Connolly noted investor behaviour on the InvestmentMarkets platform is mirroring this shift.

“We’re seeing self-directed investors pair low-cost ETFs for their core exposure with specialist managers for alpha and income. It’s a simple strategy but the specialist satellites are where value now resides.”

Wilson has faith patience and selectivity will be rewarded.

“The market eventually re-prices excessive optimism and pessimism. Investing early in undervalued assets takes nerve, but we expect it to pay off over a three-year horizon.”

Connolly believes 2026 may usher in a renewed focus on value.

“If 2025 was the year of private credit and chasing yield, 2026 could well be the year of rediscovering value,” Connolly said. “Investors who look beyond the noise might well find attractive opportunities hiding in plain sight.”
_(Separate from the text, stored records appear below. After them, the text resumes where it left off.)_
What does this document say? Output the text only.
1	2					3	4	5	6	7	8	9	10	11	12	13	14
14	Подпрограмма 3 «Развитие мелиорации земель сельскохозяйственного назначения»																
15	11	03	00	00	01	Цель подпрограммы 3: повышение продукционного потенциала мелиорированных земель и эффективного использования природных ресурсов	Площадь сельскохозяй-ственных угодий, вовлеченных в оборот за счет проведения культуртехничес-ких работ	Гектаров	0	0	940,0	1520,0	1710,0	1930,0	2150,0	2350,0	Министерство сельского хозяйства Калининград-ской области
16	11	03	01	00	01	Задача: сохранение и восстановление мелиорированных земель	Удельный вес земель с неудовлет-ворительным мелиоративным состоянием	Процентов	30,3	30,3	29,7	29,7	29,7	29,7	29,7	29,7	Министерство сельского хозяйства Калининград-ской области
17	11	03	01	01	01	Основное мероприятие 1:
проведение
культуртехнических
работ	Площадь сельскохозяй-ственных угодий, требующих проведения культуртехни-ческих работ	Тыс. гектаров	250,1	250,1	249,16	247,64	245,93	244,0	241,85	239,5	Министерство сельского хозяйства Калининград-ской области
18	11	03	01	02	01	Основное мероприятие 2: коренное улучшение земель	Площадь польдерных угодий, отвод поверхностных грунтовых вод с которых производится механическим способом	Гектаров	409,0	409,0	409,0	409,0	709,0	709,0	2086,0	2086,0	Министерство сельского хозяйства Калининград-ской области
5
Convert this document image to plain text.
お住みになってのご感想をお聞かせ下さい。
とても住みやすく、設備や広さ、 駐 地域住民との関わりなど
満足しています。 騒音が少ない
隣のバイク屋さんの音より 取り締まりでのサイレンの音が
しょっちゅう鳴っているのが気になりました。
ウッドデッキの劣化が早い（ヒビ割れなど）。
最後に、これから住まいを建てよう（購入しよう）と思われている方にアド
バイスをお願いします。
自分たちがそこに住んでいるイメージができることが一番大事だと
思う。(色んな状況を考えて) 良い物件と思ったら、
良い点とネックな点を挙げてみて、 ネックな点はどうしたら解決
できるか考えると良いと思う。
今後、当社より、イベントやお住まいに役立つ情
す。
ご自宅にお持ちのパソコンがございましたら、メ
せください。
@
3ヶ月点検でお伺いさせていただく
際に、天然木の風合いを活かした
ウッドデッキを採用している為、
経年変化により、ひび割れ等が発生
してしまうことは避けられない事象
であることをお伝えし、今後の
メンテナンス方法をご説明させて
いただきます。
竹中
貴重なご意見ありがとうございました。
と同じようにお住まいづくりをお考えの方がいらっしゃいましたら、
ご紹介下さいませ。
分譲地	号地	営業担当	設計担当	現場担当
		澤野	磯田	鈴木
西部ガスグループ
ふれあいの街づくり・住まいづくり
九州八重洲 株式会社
The pair are not the only ones seeing value in small-caps as ETF Shares’ Tuckwell said he expects Aussie small caps to remain the area of greatest interest. This is particularly the case for critical minerals miners given their role in new technology and the global push to build supply chains independent of China.

He said investor focus is shifting away from the “usual suspects.”

“Stretched valuations on large companies, most obviously CommBank (CBA), and structural challenges for heavyweights like CSL (battling downgrades) and WiseTech (WTC) (now facing an ASIC/AFP investigation) have significantly dimmed their appeal,” he told InvestorDaily.

Previously viewed as a “dumping ground,” smaller companies are also benefiting from an M&A wave and the critical minerals boom, according to Tuckwell.